Genista.
By John Henry Clarke — A Dictionary of Practical Materia Medica
Tinctoria. Dyer's Greenweld. N. O. Leguminosæ. Tincture of whole plant.
Clinical
Diarrhœa / Earache / Headache
Characteristics
Genista was proved by E. B. Cushing. Its principal effects are: Sharp piercing pains in the head and ear. Brain feels loose and sensitive. Sensitive feeling in brain, eye, and throat. Urgent desire for stool, which is expelled suddenly. A peculiar eruption of dark red confluent spots. < Rising; turning quickly; shaking head; walking. In the night, water-brash. > In open air; in cool rooms; by eating (headache).
Relations
Compare: (Brain feels loose) Cic. v., Nat. s., Bar. c., Rhus.
2. Head
Vertigo and headache on rising or shaking head, > after dinner. Sensation as if brain were loose and very sensitive. Frequent, sharp pain in r. temple from within outwards. Piercing pain in l. temple.
3. Eyes
Eyes sensitive to touch in forenoon.
4. Ears
Once a sensation in l. ear, as though some sharp instrument were thrust into it (forenoon).
9. Throat
Throat dry and sensitive.
11. Stomach
Awakened several times in the night with water-brash.
13. Stool and Anus
Desire for stool with violent sneezing as from snuff.
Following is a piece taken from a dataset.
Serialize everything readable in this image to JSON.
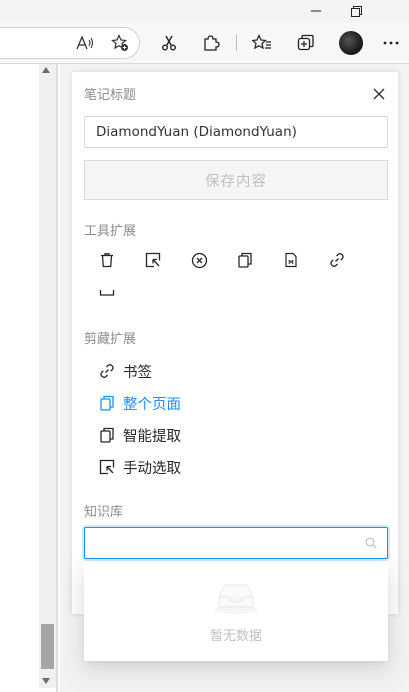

Urgent desire for stool, lasting only a short time, soon after the dose. Stool soft and scanty. Stool tinged with blood; the fæces though large were expelled like a wad from a pop-gun (forty minutes after third dose).
25. Skin
Peculiar eruption, consisting of roundish, dark-red, confluent spots, scarcely elevated above the skin, which, itching very much, becomes scarlet-red, then pale, and disappears in twenty-four hours; it occurred on feet to knees, and hands to elbows.